There is a problem. Looks similar is pareidolia, not fractality: the brain is trained to find similarity, and finds it even where there is none. "Jesus on burnt toast" is the classic example.
A fractal is a mathematical property you can measure. Which is where it gets interesting.
What is measurable
Fractal dimensionality is a number between zero and infinity that describes how much complexity an object has as you zoom in. A flat surface has dimension 2. A solid three-dimensional ball — 3. A fractal — a non-integer between them. The coastline of Britain — about 1.25. Bronchi — about 2.9. The surface of the brain — about 2.5.
These numbers are testable. They are measured by the box-counting algorithm: cover the object with a grid at varying scales and count how the number of non-empty cells changes with scale. No mysticism. Log-log plots. The slope of the line is the dimension.
In 2020 Vazza and Feletti compared the fractal dimensionality of two objects:
— a slice of cerebral cortex under a microscope, — a computer simulation of the large-scale structure of the universe.
Same dimensionality. Same slope. Across twenty-seven orders of magnitude in scale.
A measurement, not a metaphor. Peer-reviewed, published in Frontiers in Physics. Data open.
What it means — and what it does not
It means: two systems differing in scale by a one followed by twenty-seven zeros are structurally equivalent. Connections per node, spectral density, fractal dimensionality — match.
It does not mean: that one system is the "reflection" of the other. A match in mathematical structure does not imply an ontological relationship.
Bronchi and trees also have close fractal dimensions. Bronchi are not tiny trees, and trees are not large bronchi. Both systems are optimised for the same problem — maximise contact surface while keeping volume minimal. The same optimisation problem produces the same fractal geometry.
The brain and the cosmic web, possibly, are optimised for the same problem. Which one? Maximise the density of connections while keeping material cost low. Transmit information between nodes with the shortest possible edges.

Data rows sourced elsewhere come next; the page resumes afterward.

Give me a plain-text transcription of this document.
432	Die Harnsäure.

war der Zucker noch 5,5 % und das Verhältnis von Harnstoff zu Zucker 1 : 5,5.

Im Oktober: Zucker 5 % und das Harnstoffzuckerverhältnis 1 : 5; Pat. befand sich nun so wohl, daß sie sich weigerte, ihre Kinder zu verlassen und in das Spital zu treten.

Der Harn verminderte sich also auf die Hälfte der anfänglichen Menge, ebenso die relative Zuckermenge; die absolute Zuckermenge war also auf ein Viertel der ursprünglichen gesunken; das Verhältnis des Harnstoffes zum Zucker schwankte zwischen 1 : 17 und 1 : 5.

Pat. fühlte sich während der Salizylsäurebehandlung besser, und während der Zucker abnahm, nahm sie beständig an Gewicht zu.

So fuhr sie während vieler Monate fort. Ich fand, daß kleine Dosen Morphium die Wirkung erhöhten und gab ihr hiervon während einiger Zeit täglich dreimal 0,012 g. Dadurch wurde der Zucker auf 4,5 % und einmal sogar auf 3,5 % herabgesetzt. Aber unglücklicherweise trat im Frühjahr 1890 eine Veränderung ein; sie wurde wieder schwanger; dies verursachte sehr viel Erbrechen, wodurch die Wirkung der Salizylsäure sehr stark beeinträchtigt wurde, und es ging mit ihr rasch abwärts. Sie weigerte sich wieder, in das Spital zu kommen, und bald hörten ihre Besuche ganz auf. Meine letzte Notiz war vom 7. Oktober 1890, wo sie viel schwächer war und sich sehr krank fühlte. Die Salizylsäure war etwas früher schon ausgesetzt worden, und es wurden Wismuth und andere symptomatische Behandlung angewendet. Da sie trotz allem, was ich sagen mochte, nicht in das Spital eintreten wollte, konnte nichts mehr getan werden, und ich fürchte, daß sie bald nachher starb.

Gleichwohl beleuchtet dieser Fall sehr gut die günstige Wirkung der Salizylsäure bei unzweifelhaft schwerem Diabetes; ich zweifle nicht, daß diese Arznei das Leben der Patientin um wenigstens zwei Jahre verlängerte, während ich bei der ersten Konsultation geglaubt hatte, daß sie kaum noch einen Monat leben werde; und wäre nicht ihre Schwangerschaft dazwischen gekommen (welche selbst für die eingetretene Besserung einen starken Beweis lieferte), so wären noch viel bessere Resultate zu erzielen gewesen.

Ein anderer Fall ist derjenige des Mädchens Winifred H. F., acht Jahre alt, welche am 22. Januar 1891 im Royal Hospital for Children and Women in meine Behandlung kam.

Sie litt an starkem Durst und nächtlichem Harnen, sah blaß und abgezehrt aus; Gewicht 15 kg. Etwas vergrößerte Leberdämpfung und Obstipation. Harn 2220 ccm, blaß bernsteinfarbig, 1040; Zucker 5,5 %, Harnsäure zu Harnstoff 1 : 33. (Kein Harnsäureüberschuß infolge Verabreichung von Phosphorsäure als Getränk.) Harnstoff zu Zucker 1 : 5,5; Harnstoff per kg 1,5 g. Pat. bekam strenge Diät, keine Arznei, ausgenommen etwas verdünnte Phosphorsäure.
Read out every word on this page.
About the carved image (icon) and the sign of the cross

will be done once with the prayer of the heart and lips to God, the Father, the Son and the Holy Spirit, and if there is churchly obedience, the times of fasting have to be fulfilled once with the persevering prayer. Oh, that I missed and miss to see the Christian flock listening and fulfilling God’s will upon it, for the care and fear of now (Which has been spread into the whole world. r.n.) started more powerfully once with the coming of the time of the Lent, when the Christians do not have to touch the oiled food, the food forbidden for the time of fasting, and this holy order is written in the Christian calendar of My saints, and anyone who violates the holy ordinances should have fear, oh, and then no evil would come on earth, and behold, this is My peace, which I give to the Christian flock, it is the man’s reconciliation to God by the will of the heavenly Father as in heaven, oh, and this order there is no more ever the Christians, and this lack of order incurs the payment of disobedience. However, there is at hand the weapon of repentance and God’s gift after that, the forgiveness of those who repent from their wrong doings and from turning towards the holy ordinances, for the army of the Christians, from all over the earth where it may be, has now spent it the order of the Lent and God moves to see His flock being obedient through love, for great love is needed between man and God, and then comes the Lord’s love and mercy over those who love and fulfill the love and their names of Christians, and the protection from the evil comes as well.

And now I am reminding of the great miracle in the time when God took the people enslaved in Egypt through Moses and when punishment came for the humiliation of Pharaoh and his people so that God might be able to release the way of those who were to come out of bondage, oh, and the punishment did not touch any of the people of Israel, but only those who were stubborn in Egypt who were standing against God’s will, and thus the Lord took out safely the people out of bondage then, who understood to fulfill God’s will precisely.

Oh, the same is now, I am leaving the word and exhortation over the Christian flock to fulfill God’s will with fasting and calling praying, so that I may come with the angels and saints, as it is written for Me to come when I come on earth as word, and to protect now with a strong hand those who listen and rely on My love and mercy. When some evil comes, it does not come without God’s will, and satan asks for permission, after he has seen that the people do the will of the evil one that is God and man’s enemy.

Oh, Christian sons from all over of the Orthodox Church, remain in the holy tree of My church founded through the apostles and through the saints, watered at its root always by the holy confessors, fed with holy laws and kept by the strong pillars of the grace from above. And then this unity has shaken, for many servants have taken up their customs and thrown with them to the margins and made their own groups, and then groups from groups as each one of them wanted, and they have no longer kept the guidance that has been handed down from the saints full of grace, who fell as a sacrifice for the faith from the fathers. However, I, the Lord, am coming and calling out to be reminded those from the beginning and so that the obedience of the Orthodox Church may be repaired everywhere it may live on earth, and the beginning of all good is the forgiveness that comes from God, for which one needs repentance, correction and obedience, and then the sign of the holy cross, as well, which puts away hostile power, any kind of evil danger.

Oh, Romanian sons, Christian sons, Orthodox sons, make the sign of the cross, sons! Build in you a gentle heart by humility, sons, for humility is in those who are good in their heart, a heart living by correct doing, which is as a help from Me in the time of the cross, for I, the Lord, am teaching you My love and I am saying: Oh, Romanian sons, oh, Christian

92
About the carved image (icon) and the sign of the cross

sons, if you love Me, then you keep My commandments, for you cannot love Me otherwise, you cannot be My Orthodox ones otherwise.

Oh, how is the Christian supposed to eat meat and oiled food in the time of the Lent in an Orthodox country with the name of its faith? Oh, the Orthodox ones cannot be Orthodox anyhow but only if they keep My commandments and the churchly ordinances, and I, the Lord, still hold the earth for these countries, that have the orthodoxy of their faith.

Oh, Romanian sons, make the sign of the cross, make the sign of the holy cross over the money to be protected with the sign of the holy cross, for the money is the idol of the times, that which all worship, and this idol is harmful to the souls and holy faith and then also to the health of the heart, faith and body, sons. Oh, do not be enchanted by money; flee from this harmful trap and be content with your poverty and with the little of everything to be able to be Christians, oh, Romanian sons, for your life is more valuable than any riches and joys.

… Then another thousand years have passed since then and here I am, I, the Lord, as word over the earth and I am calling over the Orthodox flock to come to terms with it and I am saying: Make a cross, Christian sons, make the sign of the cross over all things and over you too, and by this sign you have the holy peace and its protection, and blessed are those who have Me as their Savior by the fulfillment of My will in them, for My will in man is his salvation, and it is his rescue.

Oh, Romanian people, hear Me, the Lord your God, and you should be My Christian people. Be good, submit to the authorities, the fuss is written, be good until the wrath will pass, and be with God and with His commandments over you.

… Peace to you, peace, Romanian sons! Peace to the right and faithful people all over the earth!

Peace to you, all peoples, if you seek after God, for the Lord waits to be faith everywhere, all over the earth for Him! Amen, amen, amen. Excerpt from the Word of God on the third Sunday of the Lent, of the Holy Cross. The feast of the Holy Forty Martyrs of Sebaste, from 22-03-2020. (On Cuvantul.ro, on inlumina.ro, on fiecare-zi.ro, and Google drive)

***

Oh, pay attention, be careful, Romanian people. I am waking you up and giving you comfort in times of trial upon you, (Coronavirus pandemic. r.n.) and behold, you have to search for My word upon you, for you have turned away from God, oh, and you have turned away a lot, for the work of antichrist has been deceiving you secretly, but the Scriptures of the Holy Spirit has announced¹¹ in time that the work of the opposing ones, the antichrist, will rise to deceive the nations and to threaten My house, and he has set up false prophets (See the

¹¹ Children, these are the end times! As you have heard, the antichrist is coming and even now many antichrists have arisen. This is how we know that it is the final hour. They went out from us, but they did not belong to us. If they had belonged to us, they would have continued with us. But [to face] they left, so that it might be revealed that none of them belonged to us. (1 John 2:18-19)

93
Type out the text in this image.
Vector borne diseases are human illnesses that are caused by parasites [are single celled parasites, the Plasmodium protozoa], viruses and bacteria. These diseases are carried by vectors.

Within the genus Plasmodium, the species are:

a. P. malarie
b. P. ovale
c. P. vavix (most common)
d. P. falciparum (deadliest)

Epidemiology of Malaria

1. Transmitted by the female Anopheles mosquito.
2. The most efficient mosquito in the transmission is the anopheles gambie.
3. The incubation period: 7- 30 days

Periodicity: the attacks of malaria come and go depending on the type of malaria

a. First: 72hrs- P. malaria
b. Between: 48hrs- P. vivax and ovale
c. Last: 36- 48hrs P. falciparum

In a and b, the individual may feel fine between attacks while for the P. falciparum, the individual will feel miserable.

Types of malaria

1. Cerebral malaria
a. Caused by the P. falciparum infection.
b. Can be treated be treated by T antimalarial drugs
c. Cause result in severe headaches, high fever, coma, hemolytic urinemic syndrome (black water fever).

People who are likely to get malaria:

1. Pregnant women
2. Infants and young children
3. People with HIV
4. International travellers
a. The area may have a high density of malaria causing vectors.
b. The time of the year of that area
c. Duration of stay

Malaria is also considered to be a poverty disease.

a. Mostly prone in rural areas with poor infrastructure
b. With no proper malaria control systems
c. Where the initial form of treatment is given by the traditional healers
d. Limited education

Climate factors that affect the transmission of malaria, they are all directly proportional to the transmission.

If that holds, the dimensionality match is a consequence of a shared optimisation principle, rather than a mystical "everything is one". And that is scientifically interesting: what exactly is the universe optimising, if it gives the same fractal geometry as an evolutionarily optimised brain.
Where I stop
The brain and the universe are structurally equivalent under certain metrics. A fact worth discussing. Calling them "the same thing" steps past what the data say.
The pretty phrase "each of us is a miniature copy of the universe" goes past it too. The data say something more modest: the architecture of connections in both systems obeys the same optimisation principles.
That is enough. "And therefore we are neurons of God" contributes nothing to the information, but it stops the information from being taken seriously — the listener either dismisses it or accepts the whole package together with "everything is one".
Better to say it precisely. The precise version, on its own, is already surprising enough.